They Put What on Pizza?
It’s not like I have an extensive list of places I’ve traveled to prove such a thing, but I’m getting the feeling there’s no such thing as authentic pizza as every country has their own specific interpretation. That’s not that surprising considering it’s history. We think of it as strictly Italian fare, but they just solidified the tomato part in the late 1800s. It originated in ancient Greece and moved around and evolved, as things are wont to do. So says Wikipedia, at least.
That being said, you still sort of settle into the normal and accepted toppings and ingredients as an American. They’re even pretty consistent and understandable here in Germany. But, man, they have some weird combinations over here. Sure, you hear tale of the Japanese putting mayonaise on their pizza, the Saudis baking mini cheeseburgers into the crust, and so on. But I’ll just stick to what I see here in Germany. And these aren’t examples of, say, pizzas you find in gourmet pizza places. This is just your average delivery place.
The basic differences between US and German pizza aren’t too much. The crust is always much, much thinner and they don’t seem to use nearly as much cheese. All in all, this probably makes it a much healthier endeavor. As healthy as pizza can be at least. The only important difference to really note is that, should you order pepperoni, then they’ll just put a bunch of tiny peppers on it. If you want pepperoni, in the American sense, you ask for salami. Simple enough, and you learn that quick. And sausage as a topping doesn’t exist here at all, which is odd considering the German penchant for cased meat products.
Instead, here’s some of the stuff that, to me, just seems a bit weird.
Pizza Tonno – tuna, olives, and onions. This one’s really popular here. But I just can’t wrap my head around the idea of dry, cooked tuna from a can on a pizza.
That’s a Peach Club pizza, a current special at our delivery place of choice. It’s got sun-dried tomato sauce, pork strips (Germans put pork/ham on everything), bacon, peach slices, and honey.
Peach slices and honey? I’ll admit, strangely enough it doesn’t so too crazy to include the sweet with the savory meat tastes. But it’s certainly something you’d never see Dominos or Pizza Hut launching nationwide like they did here.

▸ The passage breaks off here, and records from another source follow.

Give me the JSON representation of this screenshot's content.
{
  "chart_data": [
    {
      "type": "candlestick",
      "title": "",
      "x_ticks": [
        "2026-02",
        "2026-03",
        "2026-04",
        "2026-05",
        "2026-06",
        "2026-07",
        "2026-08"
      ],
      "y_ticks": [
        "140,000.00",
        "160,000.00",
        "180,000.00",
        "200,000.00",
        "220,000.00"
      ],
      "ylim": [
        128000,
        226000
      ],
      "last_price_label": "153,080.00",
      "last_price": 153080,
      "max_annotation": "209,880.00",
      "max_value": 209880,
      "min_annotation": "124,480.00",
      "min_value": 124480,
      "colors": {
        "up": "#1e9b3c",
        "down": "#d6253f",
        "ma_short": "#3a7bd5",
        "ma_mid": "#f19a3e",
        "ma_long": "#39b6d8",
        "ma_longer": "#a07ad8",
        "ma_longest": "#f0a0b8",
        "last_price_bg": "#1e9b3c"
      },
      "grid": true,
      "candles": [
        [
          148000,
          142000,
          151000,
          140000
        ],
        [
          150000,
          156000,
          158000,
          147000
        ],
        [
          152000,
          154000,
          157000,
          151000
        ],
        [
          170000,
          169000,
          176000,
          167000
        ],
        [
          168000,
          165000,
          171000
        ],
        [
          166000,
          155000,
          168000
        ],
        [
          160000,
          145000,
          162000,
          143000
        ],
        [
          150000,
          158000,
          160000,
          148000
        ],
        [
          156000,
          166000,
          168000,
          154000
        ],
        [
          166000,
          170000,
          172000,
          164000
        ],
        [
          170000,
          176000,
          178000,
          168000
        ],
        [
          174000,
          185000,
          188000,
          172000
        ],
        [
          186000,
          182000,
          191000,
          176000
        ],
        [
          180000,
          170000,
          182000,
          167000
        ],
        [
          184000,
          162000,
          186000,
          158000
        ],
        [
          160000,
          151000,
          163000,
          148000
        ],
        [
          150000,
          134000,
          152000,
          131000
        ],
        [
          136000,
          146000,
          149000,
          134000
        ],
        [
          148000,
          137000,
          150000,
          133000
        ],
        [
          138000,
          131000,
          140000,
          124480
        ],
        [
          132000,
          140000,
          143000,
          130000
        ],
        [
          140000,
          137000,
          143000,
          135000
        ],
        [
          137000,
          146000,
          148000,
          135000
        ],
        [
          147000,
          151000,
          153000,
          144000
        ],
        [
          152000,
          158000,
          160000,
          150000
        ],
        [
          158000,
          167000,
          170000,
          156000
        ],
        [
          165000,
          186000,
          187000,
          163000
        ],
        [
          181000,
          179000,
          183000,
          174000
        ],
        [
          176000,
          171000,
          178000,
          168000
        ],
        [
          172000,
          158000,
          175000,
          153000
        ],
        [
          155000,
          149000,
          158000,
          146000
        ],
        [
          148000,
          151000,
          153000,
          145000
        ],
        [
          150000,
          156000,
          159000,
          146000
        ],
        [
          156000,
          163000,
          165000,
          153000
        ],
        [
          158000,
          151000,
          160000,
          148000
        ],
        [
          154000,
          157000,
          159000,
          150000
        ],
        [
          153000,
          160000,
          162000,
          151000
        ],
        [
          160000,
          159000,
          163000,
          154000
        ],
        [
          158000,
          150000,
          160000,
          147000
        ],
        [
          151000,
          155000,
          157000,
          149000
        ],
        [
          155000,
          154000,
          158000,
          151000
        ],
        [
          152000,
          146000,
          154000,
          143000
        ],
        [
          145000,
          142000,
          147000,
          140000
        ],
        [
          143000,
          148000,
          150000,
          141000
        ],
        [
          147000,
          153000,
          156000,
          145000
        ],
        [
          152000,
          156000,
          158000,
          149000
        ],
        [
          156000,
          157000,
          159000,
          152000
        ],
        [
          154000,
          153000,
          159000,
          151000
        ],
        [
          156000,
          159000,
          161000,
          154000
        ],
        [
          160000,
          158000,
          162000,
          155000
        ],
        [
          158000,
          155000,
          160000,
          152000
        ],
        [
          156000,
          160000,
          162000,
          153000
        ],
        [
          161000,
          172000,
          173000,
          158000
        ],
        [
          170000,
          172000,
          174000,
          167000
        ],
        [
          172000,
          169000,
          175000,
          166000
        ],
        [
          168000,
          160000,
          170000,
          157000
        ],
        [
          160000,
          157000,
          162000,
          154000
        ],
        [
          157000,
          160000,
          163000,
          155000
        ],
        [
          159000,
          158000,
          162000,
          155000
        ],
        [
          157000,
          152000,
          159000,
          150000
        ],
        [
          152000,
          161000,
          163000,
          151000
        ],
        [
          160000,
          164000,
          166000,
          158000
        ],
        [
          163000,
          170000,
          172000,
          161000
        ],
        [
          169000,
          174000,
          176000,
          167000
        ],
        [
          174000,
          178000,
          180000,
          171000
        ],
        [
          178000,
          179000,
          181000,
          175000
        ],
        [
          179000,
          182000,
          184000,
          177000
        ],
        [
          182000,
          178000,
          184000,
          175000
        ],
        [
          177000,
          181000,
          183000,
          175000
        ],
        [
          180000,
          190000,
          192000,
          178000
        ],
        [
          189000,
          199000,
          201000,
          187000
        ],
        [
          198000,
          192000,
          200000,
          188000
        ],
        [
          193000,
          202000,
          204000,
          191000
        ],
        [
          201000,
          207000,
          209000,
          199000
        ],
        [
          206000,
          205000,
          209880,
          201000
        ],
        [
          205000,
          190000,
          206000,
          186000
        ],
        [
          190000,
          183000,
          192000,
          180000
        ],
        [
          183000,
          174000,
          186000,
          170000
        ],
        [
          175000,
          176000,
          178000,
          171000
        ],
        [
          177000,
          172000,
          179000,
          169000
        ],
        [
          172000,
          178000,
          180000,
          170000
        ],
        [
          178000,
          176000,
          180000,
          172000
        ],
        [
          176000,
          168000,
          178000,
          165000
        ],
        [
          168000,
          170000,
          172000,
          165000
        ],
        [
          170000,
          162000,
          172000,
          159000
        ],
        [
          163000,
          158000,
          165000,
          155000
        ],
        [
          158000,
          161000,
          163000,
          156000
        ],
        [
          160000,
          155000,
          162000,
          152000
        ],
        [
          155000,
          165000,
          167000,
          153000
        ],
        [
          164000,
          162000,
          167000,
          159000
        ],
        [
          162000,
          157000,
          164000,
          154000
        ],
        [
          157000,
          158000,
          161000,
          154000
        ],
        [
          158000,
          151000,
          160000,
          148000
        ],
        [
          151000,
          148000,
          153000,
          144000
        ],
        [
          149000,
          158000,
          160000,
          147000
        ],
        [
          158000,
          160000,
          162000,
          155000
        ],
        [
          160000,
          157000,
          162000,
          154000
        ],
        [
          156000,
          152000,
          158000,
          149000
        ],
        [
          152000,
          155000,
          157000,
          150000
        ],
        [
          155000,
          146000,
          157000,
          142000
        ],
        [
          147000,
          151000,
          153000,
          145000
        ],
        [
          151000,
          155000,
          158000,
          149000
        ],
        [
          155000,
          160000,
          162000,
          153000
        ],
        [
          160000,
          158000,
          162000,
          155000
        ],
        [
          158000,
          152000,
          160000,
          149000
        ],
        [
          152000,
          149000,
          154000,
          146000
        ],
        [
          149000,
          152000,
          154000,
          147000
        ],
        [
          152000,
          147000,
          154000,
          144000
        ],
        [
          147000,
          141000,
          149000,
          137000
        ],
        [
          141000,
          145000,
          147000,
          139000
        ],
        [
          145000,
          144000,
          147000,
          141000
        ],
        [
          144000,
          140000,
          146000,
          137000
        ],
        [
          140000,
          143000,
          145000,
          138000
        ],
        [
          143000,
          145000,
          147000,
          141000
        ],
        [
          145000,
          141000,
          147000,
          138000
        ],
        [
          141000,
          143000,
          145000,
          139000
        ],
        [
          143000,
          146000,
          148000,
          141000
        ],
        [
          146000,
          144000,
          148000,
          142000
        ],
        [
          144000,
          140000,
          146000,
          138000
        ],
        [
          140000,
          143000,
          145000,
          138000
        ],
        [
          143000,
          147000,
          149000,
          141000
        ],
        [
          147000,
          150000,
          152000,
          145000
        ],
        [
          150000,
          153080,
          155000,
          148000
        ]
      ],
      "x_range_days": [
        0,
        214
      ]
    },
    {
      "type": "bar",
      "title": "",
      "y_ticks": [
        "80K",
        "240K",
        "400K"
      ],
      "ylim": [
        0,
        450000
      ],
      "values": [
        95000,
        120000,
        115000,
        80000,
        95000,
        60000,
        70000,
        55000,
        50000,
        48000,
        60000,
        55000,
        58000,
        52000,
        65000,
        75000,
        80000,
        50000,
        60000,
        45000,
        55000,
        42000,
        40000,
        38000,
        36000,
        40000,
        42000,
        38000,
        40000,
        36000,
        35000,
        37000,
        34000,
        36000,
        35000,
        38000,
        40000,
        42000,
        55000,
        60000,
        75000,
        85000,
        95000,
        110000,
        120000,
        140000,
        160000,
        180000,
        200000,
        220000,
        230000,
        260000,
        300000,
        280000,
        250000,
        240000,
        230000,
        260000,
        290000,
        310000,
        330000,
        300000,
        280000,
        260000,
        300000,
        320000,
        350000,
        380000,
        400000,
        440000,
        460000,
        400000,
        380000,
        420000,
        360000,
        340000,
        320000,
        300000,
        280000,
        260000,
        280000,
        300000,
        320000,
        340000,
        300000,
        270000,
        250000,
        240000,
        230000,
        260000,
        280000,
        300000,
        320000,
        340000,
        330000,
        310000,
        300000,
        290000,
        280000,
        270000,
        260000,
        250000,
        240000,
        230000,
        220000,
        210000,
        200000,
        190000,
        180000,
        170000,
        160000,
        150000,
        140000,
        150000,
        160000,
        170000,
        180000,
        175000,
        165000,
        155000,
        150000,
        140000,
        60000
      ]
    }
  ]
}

This is Pizza Crazy Dog (not translated, it’s in English) and it has hot dogs, Danish pickles, ketchup, grilled onions, and Danish remoulade sauce. I have to wonder if a 12 year old concocted this one.
Remoulade sauce? I’ll admit, it’s the slathering of random sauces onto the top of pizzas that’s the most puzzling to me sometimes. Sauce under the cheese, sure. Naturally. But on top, above the already included sauce? Really?
I’ve actually ordered this one, called Pizza Dutchman. It doesn’t seem that crazy as it only has ham slices, tomato, broccoli, and hollandaise sauce. That’s the part that just didn’t work. Hollandaise sauce…
While I still maintain it’s a bit odd to sprinkle corn all over a pizza, this one still isn’t that odd. It’s got , onions, bell peppers, olives, broccoli, and the aforementioned corn.
No, to me the really odd part was that they labeled this “French Pizza.” These are not ingredients I associate with French cuisine in any way. Frankly, I’m not sure there’s one regional cuisine you could attach them all to.
I only saw these two recently. Frankly, they both look kind of disgusting. Actually, really disgusting.
The first is just bacon and eggs, which they helpfully call “British Pizza.” The second is spinach, ham, and egg.
Are these breakfast concoctions? They don’t seem to be, and even then I’d be hard pressed to dive in. An egg or two just plopped into the middle of a pizza? Really? Are they runny eggs?
And last, but certainly not least, is Strandfieber, or translated to English, “Beach Fever.”
It has honey mustard sauce (instead of tomato), edamer cheese, chicken breast, mozarella slices, and mandarin orange slices. Mandarin orange slices? Really? REALLY?
Does this just make you want to rush to the shores? Does it fill your head with images of palm trees and sand and…orange slices?
As I said though, these are just weird to me. But I’ve yet to see anchovies on any menu here (not that I’ve known anyone to order it in America) which might strike Germans as disgusting, but it is, um, interesting nonetheless. Hell, I once had a slice of pizza at a Pizza Hut in Hannover that had cream cheese baked into the crust. It wasn’t half bad. I think corn was involved too.
But tell Germans you put melted butter on your salty popcorn and they’ll look at you like you told them you poured liquid feces on it. To each his own I guess, but I’ll stick to pizzas with sauces under the cheese. And without randomly assigned fruit slices (pineapple excepted, of course).